The Disqus commenting system : Good for your website!

Last year at some point, I stumbled upon the new disqus commenting platform.  I only got around to installing it recently, but I’m glad I did.

I was at first slightly confused when I flicked through their website, coming across this post about SSO (single sign on) support.  For this new plugin, they were charging $99/month, so I thought there was no way disqus could be free to install – but turns out that it is.  I’m getting slightly sidetracked here but as far as I can see, they are creating a plugin which lets you merge the WP and disqus logins, so it’s a bridge, effectively.  In my opinion, $99/month is pretty steep, but I guess they have to make revenue somehow, with a free product.

Anyway, obvious improvements over the wordpress comment system were the abilities to comment using other web profiles, like Google accounts.  Until recently, Facebook was not one of them, and I wasn’t too bothered by that since  I wouldn’t use my facebook account to post comments on webdev sites, so I’m hoping others have the same idea.  I know for a fact that Google/Twitter accounts are more popular within this niche, and disqus is growing in popularity (specifically within this niche)  meaning people are more likely to comment on my blog.  Anyway, disqus now supports sign on with either a disqus, Google, Twitter or Facebook account.  I know there are other available WordPress plugins that let you sign on with Google or FB, but none have caught my eye like disqus did – it’s slick, professional, and simple.

For me, installation and setup took about 2 minutes, AND I had to create a new account.  For WordPress, you can export existing comments into disqus after you install the plugin – this is a feature they really had to have if they wanted their software to take off, which it did.  This only takes a few seconds to do but you have to leave them to process for a few minutes afterwards.
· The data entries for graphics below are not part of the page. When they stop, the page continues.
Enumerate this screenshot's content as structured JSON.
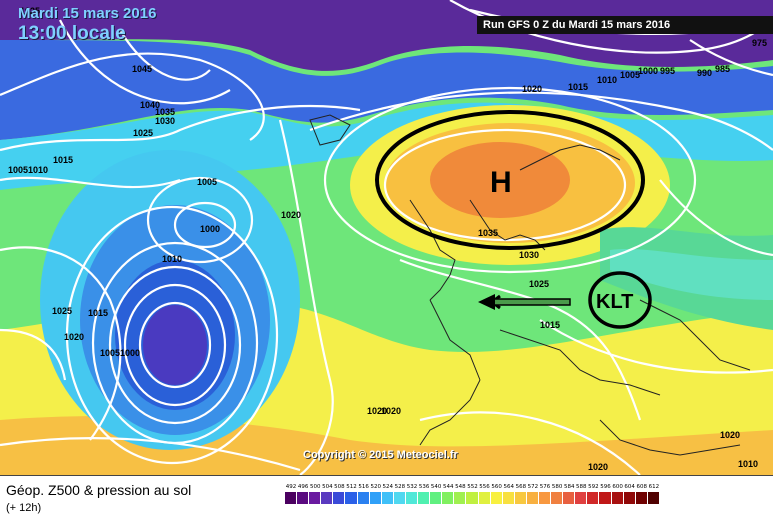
{
  "header": {
    "date": "Mardi 15 mars 2016",
    "time": "13:00 locale",
    "run": "Run GFS 0 Z du Mardi 15 mars 2016"
  },
  "copyright": "Copyright © 2015 Meteociel.fr",
  "legend": {
    "title": "Géop. Z500 & pression au sol",
    "subtitle": "(+ 12h)",
    "scale_values": [
      "492",
      "496",
      "500",
      "504",
      "508",
      "512",
      "516",
      "520",
      "524",
      "528",
      "532",
      "536",
      "540",
      "544",
      "548",
      "552",
      "556",
      "560",
      "564",
      "568",
      "572",
      "576",
      "580",
      "584",
      "588",
      "592",
      "596",
      "600",
      "604",
      "608",
      "612"
    ],
    "scale_colors": [
      "#4b0060",
      "#5a0a80",
      "#6a1aa0",
      "#5a3ac0",
      "#3a4ad8",
      "#2a60e8",
      "#2a80f0",
      "#30a0f8",
      "#40c0f8",
      "#50d8f0",
      "#50e8d8",
      "#50f0b0",
      "#60f080",
      "#80f060",
      "#a0f050",
      "#c0f040",
      "#e0f040",
      "#f8f040",
      "#f8e040",
      "#f8c840",
      "#f8b040",
      "#f89840",
      "#f08040",
      "#e86040",
      "#e04040",
      "#d02828",
      "#c01818",
      "#a81010",
      "#900808",
      "#700000",
      "#500000"
    ]
  },
  "annotations": {
    "high_label": "H",
    "klt_label": "KLT"
  },
  "isobar_labels": [
    "1025",
    "1045",
    "1040",
    "1035",
    "1030",
    "1025",
    "1015",
    "10051010",
    "1005",
    "1000",
    "1010",
    "1020",
    "1025",
    "1015",
    "1020",
    "10051000",
    "1020",
    "1035",
    "1030",
    "1025",
    "1015",
    "1020",
    "1015",
    "1010",
    "1005",
    "1000",
    "995",
    "990",
    "985",
    "975",
    "1020",
    "1010",
    "1015",
    "1020",
    "1020",
    "1020"
  ],
  "colors": {
    "contour": "#ffffff",
    "high_circle": "#000000",
    "coastline": "#222222"
  }
}
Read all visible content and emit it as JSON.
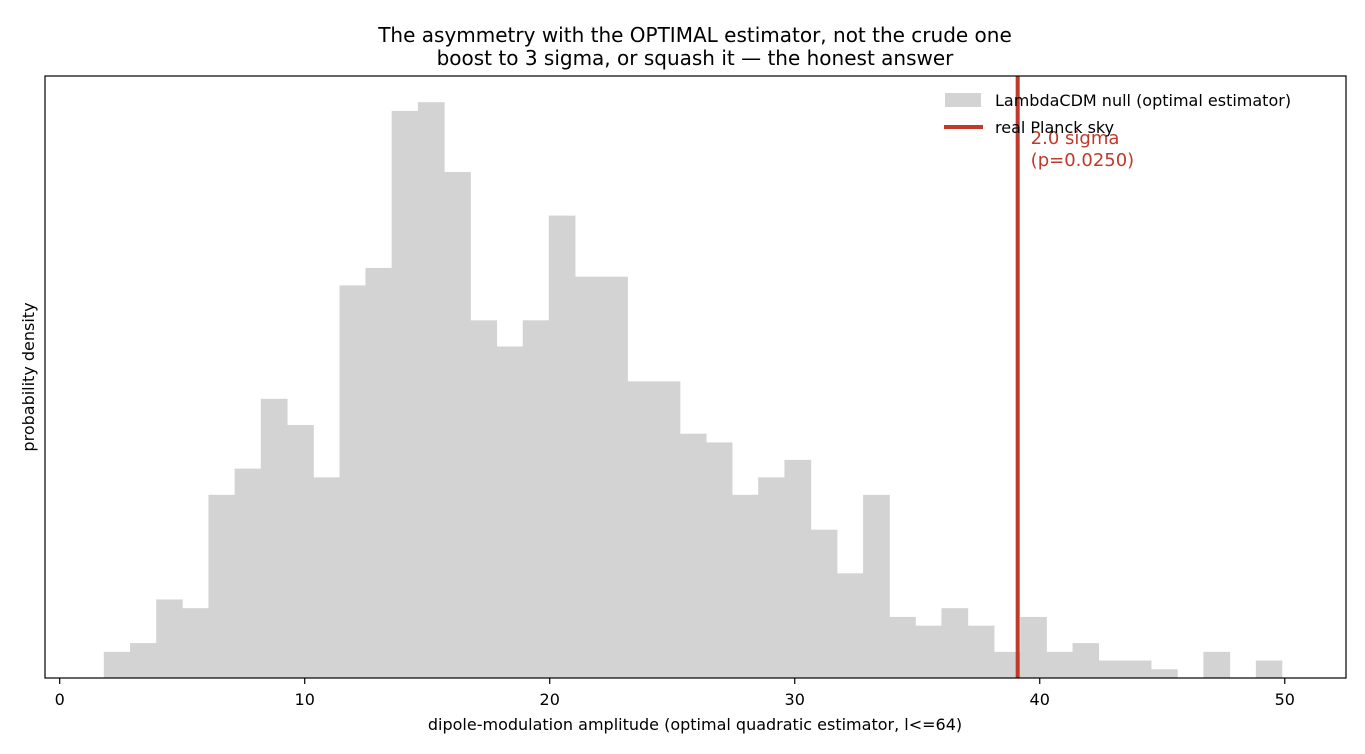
{
  "chart_data": {
    "type": "bar",
    "title": "The asymmetry with the OPTIMAL estimator, not the crude one",
    "subtitle": "boost to 3 sigma, or squash it — the honest answer",
    "xlabel": "dipole-modulation amplitude  (optimal quadratic estimator, l<=64)",
    "ylabel": "probability density",
    "xlim": [
      -0.6,
      52.5
    ],
    "ylim": [
      0,
      69
    ],
    "xticks": [
      0,
      10,
      20,
      30,
      40,
      50
    ],
    "yticks_shown": false,
    "grid": false,
    "legend": {
      "placement": "top-right",
      "entries": [
        {
          "label": "LambdaCDM null (optimal estimator)",
          "kind": "patch",
          "color": "#d3d3d3"
        },
        {
          "label": "real Planck sky",
          "kind": "line",
          "color": "#c0392b"
        }
      ]
    },
    "series": [
      {
        "name": "LambdaCDM null (optimal estimator)",
        "color": "#d3d3d3",
        "bin_edges": [
          1.8,
          2.87,
          3.94,
          5.0,
          6.07,
          7.14,
          8.21,
          9.28,
          10.35,
          11.42,
          12.48,
          13.55,
          14.62,
          15.69,
          16.76,
          17.83,
          18.9,
          19.96,
          21.03,
          22.1,
          23.17,
          24.24,
          25.31,
          26.38,
          27.44,
          28.51,
          29.58,
          30.65,
          31.72,
          32.79,
          33.86,
          34.92,
          35.99,
          37.06,
          38.13,
          39.2,
          40.27,
          41.34,
          42.4,
          43.47,
          44.54,
          45.61,
          46.68,
          47.75,
          48.82,
          49.88
        ],
        "values": [
          3,
          4,
          9,
          8,
          21,
          24,
          32,
          29,
          23,
          45,
          47,
          65,
          66,
          58,
          41,
          38,
          41,
          53,
          46,
          46,
          34,
          34,
          28,
          27,
          21,
          23,
          25,
          17,
          12,
          21,
          7,
          6,
          8,
          6,
          3,
          7,
          3,
          4,
          2,
          2,
          1,
          0,
          3,
          0,
          2
        ]
      }
    ],
    "reference_line": {
      "label": "real Planck sky",
      "x": 39.1,
      "color": "#c0392b",
      "annotation_line1": "2.0 sigma",
      "annotation_line2": "(p=0.0250)"
    }
  }
}
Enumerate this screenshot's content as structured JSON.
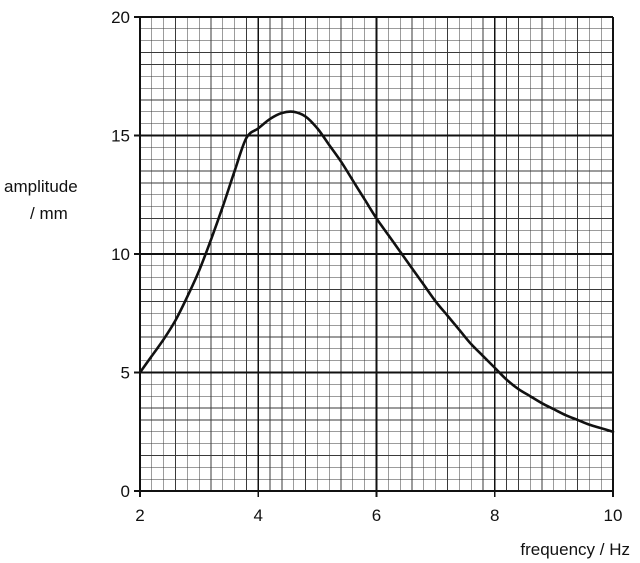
{
  "chart_data": {
    "type": "line",
    "title": "",
    "xlabel": "frequency / Hz",
    "ylabel_line1": "amplitude",
    "ylabel_line2": "/ mm",
    "xlim": [
      2,
      10
    ],
    "ylim": [
      0,
      20
    ],
    "x_ticks": [
      2,
      4,
      6,
      8,
      10
    ],
    "y_ticks": [
      0,
      5,
      10,
      15,
      20
    ],
    "x_minor_step": 0.2,
    "y_minor_step": 0.5,
    "grid": true,
    "series": [
      {
        "x": [
          2.0,
          2.2,
          2.4,
          2.6,
          2.8,
          3.0,
          3.2,
          3.4,
          3.6,
          3.8,
          4.0,
          4.2,
          4.4,
          4.6,
          4.8,
          5.0,
          5.2,
          5.4,
          5.6,
          5.8,
          6.0,
          6.2,
          6.4,
          6.6,
          6.8,
          7.0,
          7.2,
          7.4,
          7.6,
          7.8,
          8.0,
          8.2,
          8.4,
          8.6,
          8.8,
          9.0,
          9.2,
          9.4,
          9.6,
          9.8,
          10.0
        ],
        "y": [
          5.0,
          5.7,
          6.4,
          7.2,
          8.2,
          9.3,
          10.6,
          12.0,
          13.5,
          14.9,
          15.3,
          15.7,
          15.95,
          16.0,
          15.8,
          15.3,
          14.6,
          13.9,
          13.1,
          12.3,
          11.5,
          10.8,
          10.1,
          9.4,
          8.7,
          8.0,
          7.4,
          6.8,
          6.2,
          5.7,
          5.2,
          4.7,
          4.3,
          4.0,
          3.7,
          3.45,
          3.2,
          3.0,
          2.8,
          2.65,
          2.5
        ]
      }
    ]
  }
}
After first installing, I was surprised to see they had thrown in “relevant” ads to external sites below the comments, as you can see above – but it turns out there’s an easy option in the dashboard to remove disqus ads.  The dashboard itself is slightly less simplistic than the comment system but it still manages to be pretty slick, given the amount of different options you have on it.  You’re given all sorts of data about your comments, graphs showing which article has been commented on, and so on.  The option I mentioned about turning the ads off is actually one of 4 different options which you can change to get “maximum traffic” or “maximum revenue” from the disqus platform – something I’ll explain in a later post!

If you haven’t already, give it a try.